For Detroit's postseason picture, it was vital. While a Royals win in Cleveland kept Detroit's American League Central lead at one game, Seattle's second straight loss at Toronto -- this one with Felix Hernandez on the mound -- reduced Detroit's magic number to two for clinching a playoff berth.
A Tigers win and Mariners loss on Wednesday would guarantee at least a Wild Card for Detroit.
"Every team wants to be in the playoffs. That's our first goal," Cabrera said. "It's been tough this year, but you don't give up. You have to go out there and fight. You have to find a way to win games and, hopefully, we can do it tomorrow."
For 8 2/3 innings, that way seemed pretty direct. Price's performance carried the Tigers through a low-scoring duel with White Sox rookie starter Scott Carroll -- it was scoreless before Rajai Davis manufactured a run in the fifth -- until a pair of add-on runs in the seventh built a 3-0 lead.
One-out doubles from Dayan Viciedo in the second inning and Alexei Ramirez in the sixth, and an Adam Eaton second-inning single comprised all of the White Sox traffic against Price through eight innings and 95 pitches. He had retired seven consecutive batters, all of them in five pitches or fewer, and threw just 11 pitches in the eighth.

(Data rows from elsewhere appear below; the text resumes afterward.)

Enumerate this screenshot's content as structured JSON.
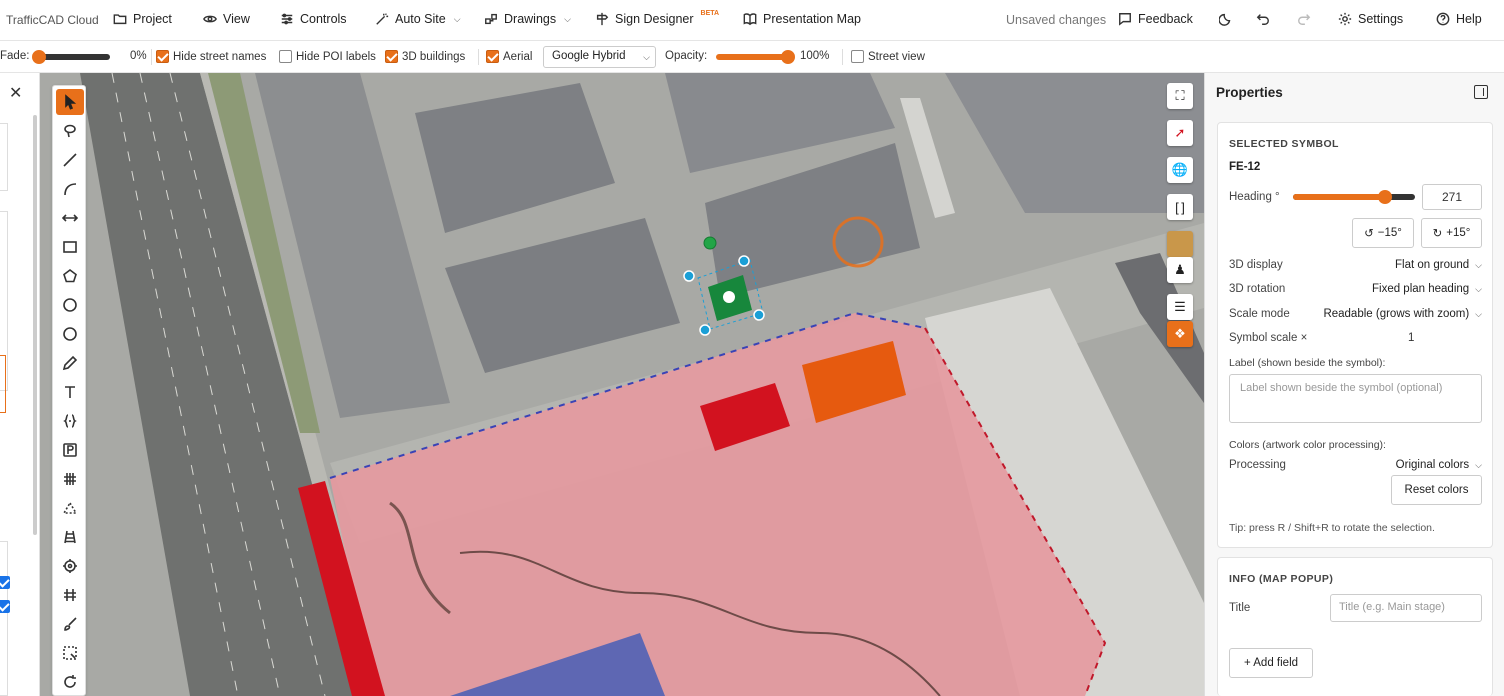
{
  "app": {
    "brand": "TrafficCAD Cloud"
  },
  "menu": {
    "project": "Project",
    "view": "View",
    "controls": "Controls",
    "auto_site": "Auto Site",
    "drawings": "Drawings",
    "sign_designer": "Sign Designer",
    "beta": "BETA",
    "presentation_map": "Presentation Map",
    "unsaved": "Unsaved changes",
    "feedback": "Feedback",
    "settings": "Settings",
    "help": "Help"
  },
  "toolbar2": {
    "fade_label": "Fade:",
    "fade_value": "0%",
    "fade_level": 0,
    "hide_street_names": {
      "label": "Hide street names",
      "checked": true
    },
    "hide_poi_labels": {
      "label": "Hide POI labels",
      "checked": false
    },
    "buildings_3d": {
      "label": "3D buildings",
      "checked": true
    },
    "aerial": {
      "label": "Aerial",
      "checked": true
    },
    "basemap": "Google Hybrid",
    "opacity_label": "Opacity:",
    "opacity_value": "100%",
    "opacity_level": 1.0,
    "street_view": {
      "label": "Street view",
      "checked": false
    }
  },
  "map_buttons": [
    "fullscreen-icon",
    "compass-icon",
    "globe-icon",
    "bracket-icon",
    "aerial-thumb-icon",
    "pegman-icon",
    "layers-icon",
    "location-icon"
  ],
  "properties": {
    "title": "Properties",
    "selected_header": "SELECTED SYMBOL",
    "symbol_id": "FE-12",
    "heading_label": "Heading °",
    "heading_value": "271",
    "heading_level": 0.75,
    "rot_minus": "−15°",
    "rot_plus": "+15°",
    "display_3d_label": "3D display",
    "display_3d_value": "Flat on ground",
    "rotation_3d_label": "3D rotation",
    "rotation_3d_value": "Fixed plan heading",
    "scale_mode_label": "Scale mode",
    "scale_mode_value": "Readable (grows with zoom)",
    "symbol_scale_label": "Symbol scale ×",
    "symbol_scale_value": "1",
    "label_field_label": "Label (shown beside the symbol):",
    "label_placeholder": "Label shown beside the symbol (optional)",
    "colors_label": "Colors (artwork color processing):",
    "processing_label": "Processing",
    "processing_value": "Original colors",
    "reset_colors": "Reset colors",
    "tip": "Tip: press R / Shift+R to rotate the selection.",
    "info_header": "INFO (MAP POPUP)",
    "info_title_label": "Title",
    "info_title_placeholder": "Title (e.g. Main stage)",
    "add_field": "+ Add field"
  },
  "colors": {
    "accent": "#e8701a",
    "selection": "#1a9fd6",
    "zone_fill": "#e99aa0",
    "red_block": "#d2121f",
    "orange_block": "#e65a0f",
    "green_sign": "#17873c"
  }
}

For a manager whose bullpen usage has become the focal point of his rookie season, this was fairly straightforward for Brad Ausmus. This was why Price put so much focus on getting outs in three pitches or fewer, on pounding the strike zone, on keeping his pitch count low. This, in turn, is why the Tigers paid a heavy price to acquire Price from the Rays on July 31.
"I thought it was his game," Ausmus said.
Once he threw his 100th pitch, he had two runners in scoring position and the tying run at the plate with Jose Abreu thanks to Eaton's leadoff single and Ramirez's double. What looked like a cruise to his first shutout since 2012, then a quest for his third complete-game win of the year, began to look like a struggle to hold on.
"I just want to go out there and pitch well. It's not me wanting to be the guy," Price said. "It's going out there and throwing the ball to my capabilities. For the most part today, I did that. … It happened for the most part, then the ninth came."
Price fanned Abreu on three pitches, coaxing another swing and miss with his cutter for his eighth strikeout, but Avisail Garcia's two-run single ramped up the threat. Out came Ausmus, who was showered with boos as he walked to the mound to check on Price, then cheered when he kept Price in the game.
"Really, I went out there thinking I was going to leave him in unless he told me he was running out of gas," Ausmus said. "It didn't look like he was running out of gas."
It was nearly similar, Price said, to a mound visit Ausmus gave him in his Tigers home debut with the bases loaded in the eighth inning. He was caught off guard by it then. He wasn't surprised this time.
"It might have been the same, word for word, actually," Price said. "I didn't lie. I felt good. Just nothing good happened."
Price got a first-pitch flyout from Dayan Viciedo, but back-to-back singles from Paul Konerko -- honored before the game in the final days of his career -- and Marcus Semien tied it.
"They were changeups," Price said. "That's what good hitters do."
Closer Joe Nathan (5-4) inherited a tie game with the go-ahead run on third, but escaped with a Carlos Sanchez flyout to center.
The White Sox batted around to tie it in the ninth. By contrast, Detroit needed just three batters against Jake Petricka (1-6) to take the game back. Ian Kinsler's leadoff single and Torii Hunter's five-pitch walk set up Cabrera, who hit his 51st double of the season in the first inning but also struck out twice.
"In the end, it's a bad situation with first and second and Miggy at the plate," White Sox manager Robin Ventura said.
Cabrera's ground ball through the left side sent Kinsler speeding home and sent the Tigers racing toward Cabrera at second base.
"A win is a win," Cabrera said. "It doesn't matter at this time of the season. You gotta do anything to win games."